Technology should not be the only focus when it comes to security. Overly says investment firms are woefully inadequate in ensuring their contracts with vendors and suppliers properly protect information.
He says there's one well-known vendor in the financial-services industry whose contract contains almost no confidentiality protections or guarantees. Overly refuses to name the vendor, but says it's used by a number of broker/dealers.
The problem can be exasperated if a tech vendor also relies on a third party for delivering its services or offering, he adds.
Investment firms, says Overly, "aren't asking for (protection). That's the problem." One of the easiest concessions to get is an agreement by the vendor on how they will handle information, he says.
If a firm is engaged in an RFP, he says, the tech vendor should be given a questionnaire about security policies and procedures. That should then be attached as a schedule to any contract the investment firm enters into with the vendor.

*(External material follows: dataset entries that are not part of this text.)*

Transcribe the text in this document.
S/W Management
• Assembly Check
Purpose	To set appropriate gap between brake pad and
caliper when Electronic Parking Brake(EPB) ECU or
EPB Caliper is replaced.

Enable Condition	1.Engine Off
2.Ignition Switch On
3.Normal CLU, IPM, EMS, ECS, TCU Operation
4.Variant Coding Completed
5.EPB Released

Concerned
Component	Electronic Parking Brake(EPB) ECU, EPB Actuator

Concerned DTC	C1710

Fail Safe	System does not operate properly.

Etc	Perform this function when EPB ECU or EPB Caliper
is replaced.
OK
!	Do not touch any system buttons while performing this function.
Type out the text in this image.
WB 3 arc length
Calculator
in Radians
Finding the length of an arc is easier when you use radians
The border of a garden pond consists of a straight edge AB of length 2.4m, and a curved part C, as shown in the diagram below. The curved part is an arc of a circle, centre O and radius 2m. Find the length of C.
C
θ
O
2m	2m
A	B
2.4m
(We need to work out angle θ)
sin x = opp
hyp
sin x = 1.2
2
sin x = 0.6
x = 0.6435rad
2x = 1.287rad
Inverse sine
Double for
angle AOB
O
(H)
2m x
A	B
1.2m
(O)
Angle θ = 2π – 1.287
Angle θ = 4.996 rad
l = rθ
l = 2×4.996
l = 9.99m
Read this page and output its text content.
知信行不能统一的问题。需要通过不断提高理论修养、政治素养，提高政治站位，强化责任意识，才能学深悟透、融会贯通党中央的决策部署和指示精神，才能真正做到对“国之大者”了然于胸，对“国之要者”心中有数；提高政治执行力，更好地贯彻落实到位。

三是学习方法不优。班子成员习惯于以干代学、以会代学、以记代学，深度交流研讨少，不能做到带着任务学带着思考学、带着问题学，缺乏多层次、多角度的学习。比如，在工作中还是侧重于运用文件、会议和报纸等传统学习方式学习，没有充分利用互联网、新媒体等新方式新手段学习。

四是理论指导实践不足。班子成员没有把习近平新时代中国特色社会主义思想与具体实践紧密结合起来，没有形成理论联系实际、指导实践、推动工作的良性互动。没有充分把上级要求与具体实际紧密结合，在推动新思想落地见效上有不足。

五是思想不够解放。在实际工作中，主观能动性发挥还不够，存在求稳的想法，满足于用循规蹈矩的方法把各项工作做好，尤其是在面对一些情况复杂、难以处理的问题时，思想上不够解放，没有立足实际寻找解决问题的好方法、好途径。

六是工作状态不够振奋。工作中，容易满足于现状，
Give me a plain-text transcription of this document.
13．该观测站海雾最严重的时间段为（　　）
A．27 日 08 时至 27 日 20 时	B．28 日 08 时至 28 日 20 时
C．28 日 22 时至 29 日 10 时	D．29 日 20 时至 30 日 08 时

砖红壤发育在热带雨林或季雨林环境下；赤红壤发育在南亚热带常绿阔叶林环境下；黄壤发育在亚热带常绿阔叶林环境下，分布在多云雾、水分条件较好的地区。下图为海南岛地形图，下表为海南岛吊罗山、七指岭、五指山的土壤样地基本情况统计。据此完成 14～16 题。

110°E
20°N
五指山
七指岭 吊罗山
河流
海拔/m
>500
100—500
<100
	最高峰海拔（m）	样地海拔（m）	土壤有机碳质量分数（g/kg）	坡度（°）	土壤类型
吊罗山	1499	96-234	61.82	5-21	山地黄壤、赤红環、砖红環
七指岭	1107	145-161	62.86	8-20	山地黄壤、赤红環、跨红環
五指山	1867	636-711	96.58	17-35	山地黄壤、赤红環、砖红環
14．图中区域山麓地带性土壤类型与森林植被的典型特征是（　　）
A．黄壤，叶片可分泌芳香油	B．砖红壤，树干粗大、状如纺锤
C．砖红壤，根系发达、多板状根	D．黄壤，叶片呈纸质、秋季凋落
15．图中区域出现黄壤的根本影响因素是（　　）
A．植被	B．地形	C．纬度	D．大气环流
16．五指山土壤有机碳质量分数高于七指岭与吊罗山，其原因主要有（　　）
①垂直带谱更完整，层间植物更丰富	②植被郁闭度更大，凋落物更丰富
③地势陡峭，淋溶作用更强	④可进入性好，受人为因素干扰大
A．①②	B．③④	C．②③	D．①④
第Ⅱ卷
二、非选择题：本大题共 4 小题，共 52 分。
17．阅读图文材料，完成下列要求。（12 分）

As well, Overly says, firms need to include an indemnity clause that will make the vendor pay if there's a security breach at its end that results in damages to the firm.
The problem, says BMO's Garigue, is it's early in the Internet game and firms are still learning about security and good practices. He says it's improving. Security is getting more attention and many organizations now have people dispersed throughout it that are responsible for paying attention to potential gaps. "We're creating a cadre of specialists called security officers," says Garigue. They can be found in every department from legal to IT to compliance.
ABN's Summer says, "The way things are changing, you have got to react faster and be smarter. You have to tackle security from a bunch of different fronts and get management support. You need to be creative and use the tools to figure out how to get the best bang for your dollar."